After completing the audits, I shared 8 questions to get their view on the audit results and few other questions on data, tech, and measurement.

The questions were:

  1. How did you view the Google Analytics audit scores?
  2. How did you view the Google Tag Manager audit scores?
  3. Have you explored the impact of Google Analytics 4 on the business?
  4. Have you deployed Google Analytics 4?
  5. Have you explored the impact of Server Side Tag Manager on the business?
  6. Have you investigated moving away from the Google stack?
  7. If you have investigated moving away from the Google stack what has stopped, you?
  8. Have you looked at other measurement techniques?

How were the GA & GTM audit scores viewed?

  • 82% expected the audit scores they got, 18% said it was un-expected.
  • 18% who said it was un-expected it primarily came from brands who had a strong audit score over 100 in both GA & GTM.
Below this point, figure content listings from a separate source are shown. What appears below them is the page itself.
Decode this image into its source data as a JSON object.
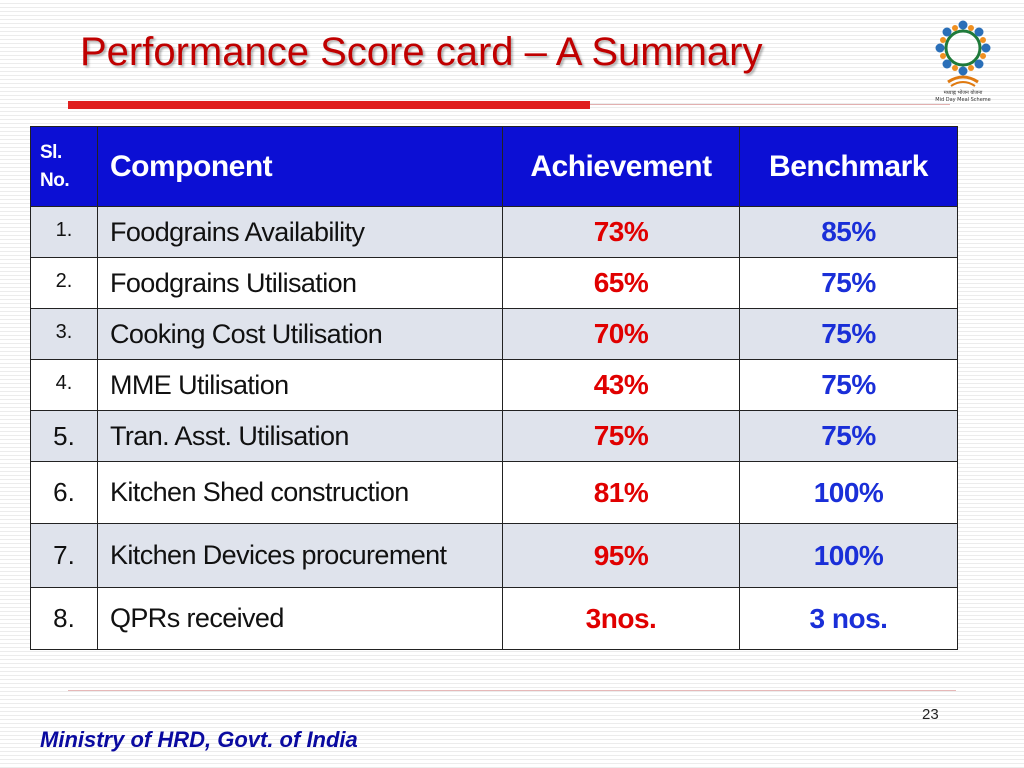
{
  "slide": {
    "title": "Performance Score card – A Summary",
    "page_number": "23",
    "footer_text": "Ministry of HRD, Govt. of India"
  },
  "logo": {
    "icon": "mid-day-meal-logo",
    "caption_line1": "मध्याह्न भोजन योजना",
    "caption_line2": "Mid Day Meal Scheme"
  },
  "table": {
    "headers": {
      "sl_line1": "Sl.",
      "sl_line2": "No.",
      "component": "Component",
      "achievement": "Achievement",
      "benchmark": "Benchmark"
    },
    "rows": [
      {
        "sl": "1.",
        "component": "Foodgrains Availability",
        "achievement": "73%",
        "benchmark": "85%"
      },
      {
        "sl": "2.",
        "component": "Foodgrains Utilisation",
        "achievement": "65%",
        "benchmark": "75%"
      },
      {
        "sl": "3.",
        "component": "Cooking Cost Utilisation",
        "achievement": "70%",
        "benchmark": "75%"
      },
      {
        "sl": "4.",
        "component": "MME Utilisation",
        "achievement": "43%",
        "benchmark": "75%"
      },
      {
        "sl": "5.",
        "component": "Tran. Asst. Utilisation",
        "achievement": "75%",
        "benchmark": "75%"
      },
      {
        "sl": "6.",
        "component": "Kitchen Shed construction",
        "achievement": "81%",
        "benchmark": "100%"
      },
      {
        "sl": "7.",
        "component": "Kitchen Devices procurement",
        "achievement": "95%",
        "benchmark": "100%"
      },
      {
        "sl": "8.",
        "component": "QPRs received",
        "achievement": "3nos.",
        "benchmark": "3 nos."
      }
    ]
  },
  "colors": {
    "title": "#c00000",
    "header_background": "#0c0fd4",
    "achievement_text": "#e00000",
    "benchmark_text": "#1a2fd8",
    "footer_text": "#0a0aa0"
  }
}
Explored the impact of GA4 and deployed GA4?

  • 28% have explored the impact of GA4 on the business.
  • Of the 28% who had explored 22% had implemented Google Analytics 4.

Explored Server Side Tag Manager

  • 10% have explored server side tag manager.
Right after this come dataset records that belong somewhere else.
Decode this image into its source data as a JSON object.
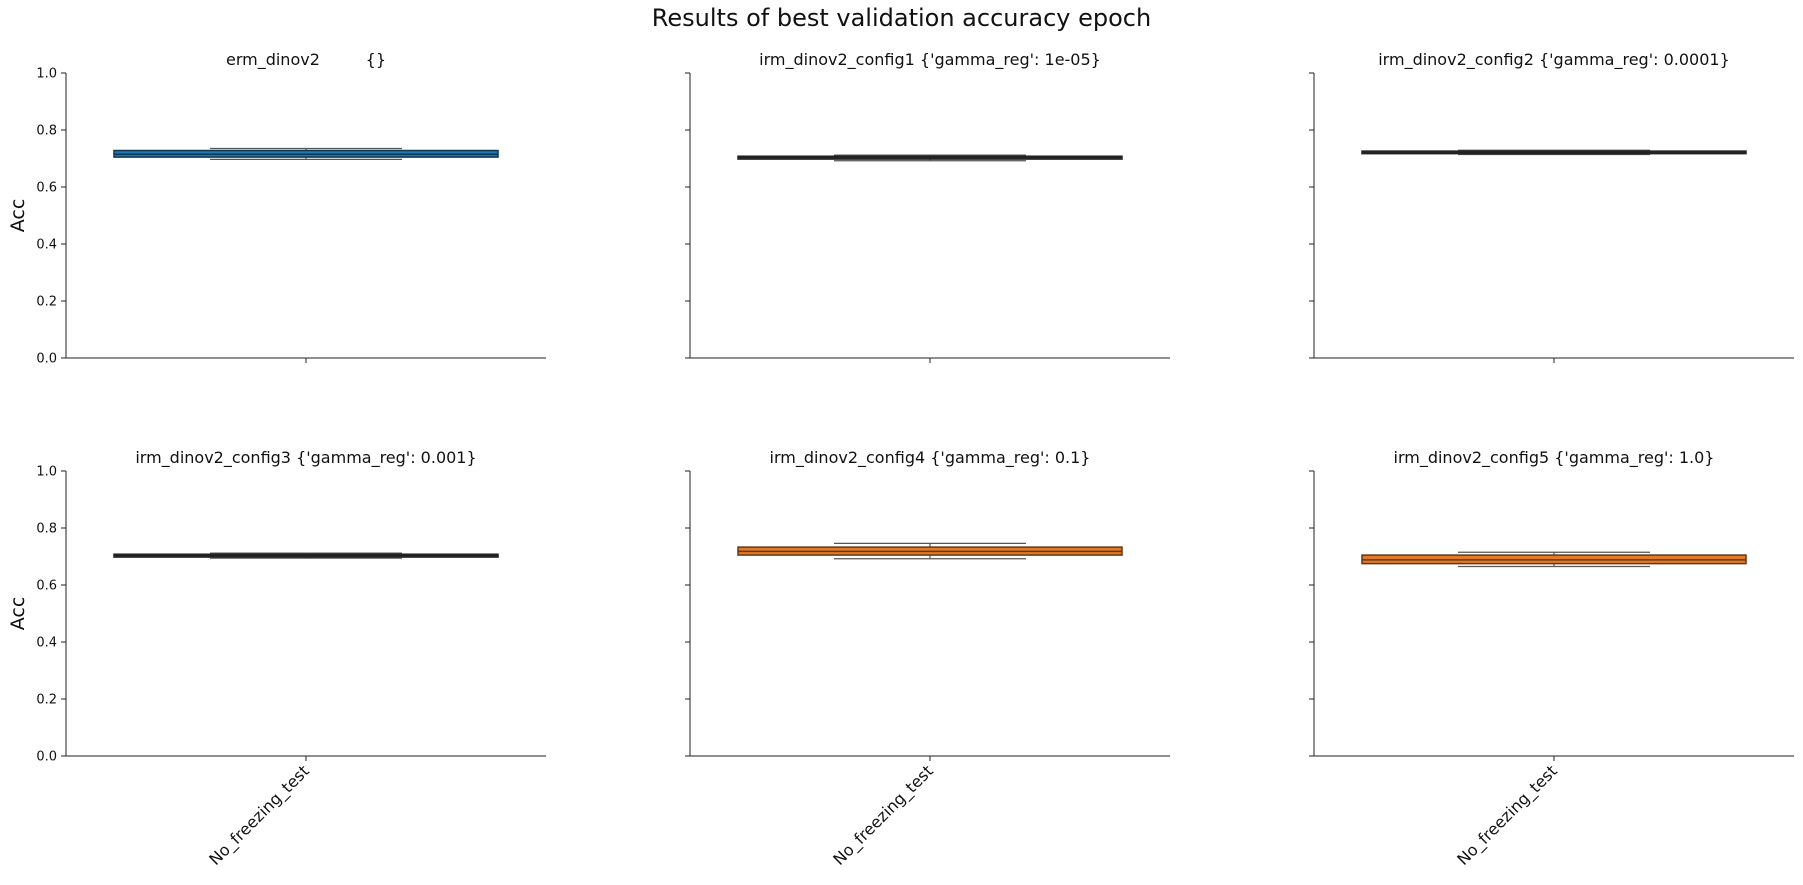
{
  "title": "Results of best validation accuracy epoch",
  "chart_data": [
    {
      "type": "box",
      "title": "erm_dinov2         {}",
      "ylabel": "Acc",
      "ylim": [
        0,
        1.0
      ],
      "yticks": [
        "0.0",
        "0.2",
        "0.4",
        "0.6",
        "0.8",
        "1.0"
      ],
      "categories": [
        "No_freezing_test"
      ],
      "show_xtick_labels": false,
      "color": "#1f77b4",
      "boxes": [
        {
          "whisker_low": 0.697,
          "q1": 0.705,
          "median": 0.715,
          "q3": 0.728,
          "whisker_high": 0.735
        }
      ]
    },
    {
      "type": "box",
      "title": "irm_dinov2_config1 {'gamma_reg': 1e-05}",
      "ylabel": "",
      "ylim": [
        0,
        1.0
      ],
      "yticks": [
        "",
        "",
        "",
        "",
        "",
        ""
      ],
      "categories": [
        "No_freezing_test"
      ],
      "show_xtick_labels": false,
      "color": "#4c4c4c",
      "boxes": [
        {
          "whisker_low": 0.692,
          "q1": 0.698,
          "median": 0.703,
          "q3": 0.708,
          "whisker_high": 0.712
        }
      ]
    },
    {
      "type": "box",
      "title": "irm_dinov2_config2 {'gamma_reg': 0.0001}",
      "ylabel": "",
      "ylim": [
        0,
        1.0
      ],
      "yticks": [
        "",
        "",
        "",
        "",
        "",
        ""
      ],
      "categories": [
        "No_freezing_test"
      ],
      "show_xtick_labels": false,
      "color": "#4c4c4c",
      "boxes": [
        {
          "whisker_low": 0.714,
          "q1": 0.717,
          "median": 0.721,
          "q3": 0.726,
          "whisker_high": 0.729
        }
      ]
    },
    {
      "type": "box",
      "title": "irm_dinov2_config3 {'gamma_reg': 0.001}",
      "ylabel": "Acc",
      "ylim": [
        0,
        1.0
      ],
      "yticks": [
        "0.0",
        "0.2",
        "0.4",
        "0.6",
        "0.8",
        "1.0"
      ],
      "categories": [
        "No_freezing_test"
      ],
      "show_xtick_labels": true,
      "color": "#4c4c4c",
      "boxes": [
        {
          "whisker_low": 0.694,
          "q1": 0.698,
          "median": 0.703,
          "q3": 0.708,
          "whisker_high": 0.712
        }
      ]
    },
    {
      "type": "box",
      "title": "irm_dinov2_config4 {'gamma_reg': 0.1}",
      "ylabel": "",
      "ylim": [
        0,
        1.0
      ],
      "yticks": [
        "",
        "",
        "",
        "",
        "",
        ""
      ],
      "categories": [
        "No_freezing_test"
      ],
      "show_xtick_labels": true,
      "color": "#e07b28",
      "boxes": [
        {
          "whisker_low": 0.692,
          "q1": 0.705,
          "median": 0.718,
          "q3": 0.733,
          "whisker_high": 0.746
        }
      ]
    },
    {
      "type": "box",
      "title": "irm_dinov2_config5 {'gamma_reg': 1.0}",
      "ylabel": "",
      "ylim": [
        0,
        1.0
      ],
      "yticks": [
        "",
        "",
        "",
        "",
        "",
        ""
      ],
      "categories": [
        "No_freezing_test"
      ],
      "show_xtick_labels": true,
      "color": "#e07b28",
      "boxes": [
        {
          "whisker_low": 0.665,
          "q1": 0.675,
          "median": 0.688,
          "q3": 0.705,
          "whisker_high": 0.715
        }
      ]
    }
  ]
}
Moving away from the Google stack?

  • 20% have investigated moving away from the Google stack.

  • 18% said the complexity of moving stack or do not know where to start has halted any progress.
  • 8% said No also mentioned they are committed to Google.

 

Developed a measurement framework?

  • 30% have created a measurement framework
  • 70% have not created a measurement framework

With 30% only having a measurement framework it correlates with the data directly the brands who have a measurement framework scored higher in the audits.    

Looked at other measurement techniques?

  • 24% have explored measurement techniques beyond last click with MMM being the most popular at 16%.
  • The 20% who have explored looking beyond the Google stack have also looked at other measurement techniques.

Summary

There is still a significant gap between the business requirements and how technically its executed and it will vary for each business what that means. This is a big area that business need, to invest in internally or find the right external partner to help them on their journey.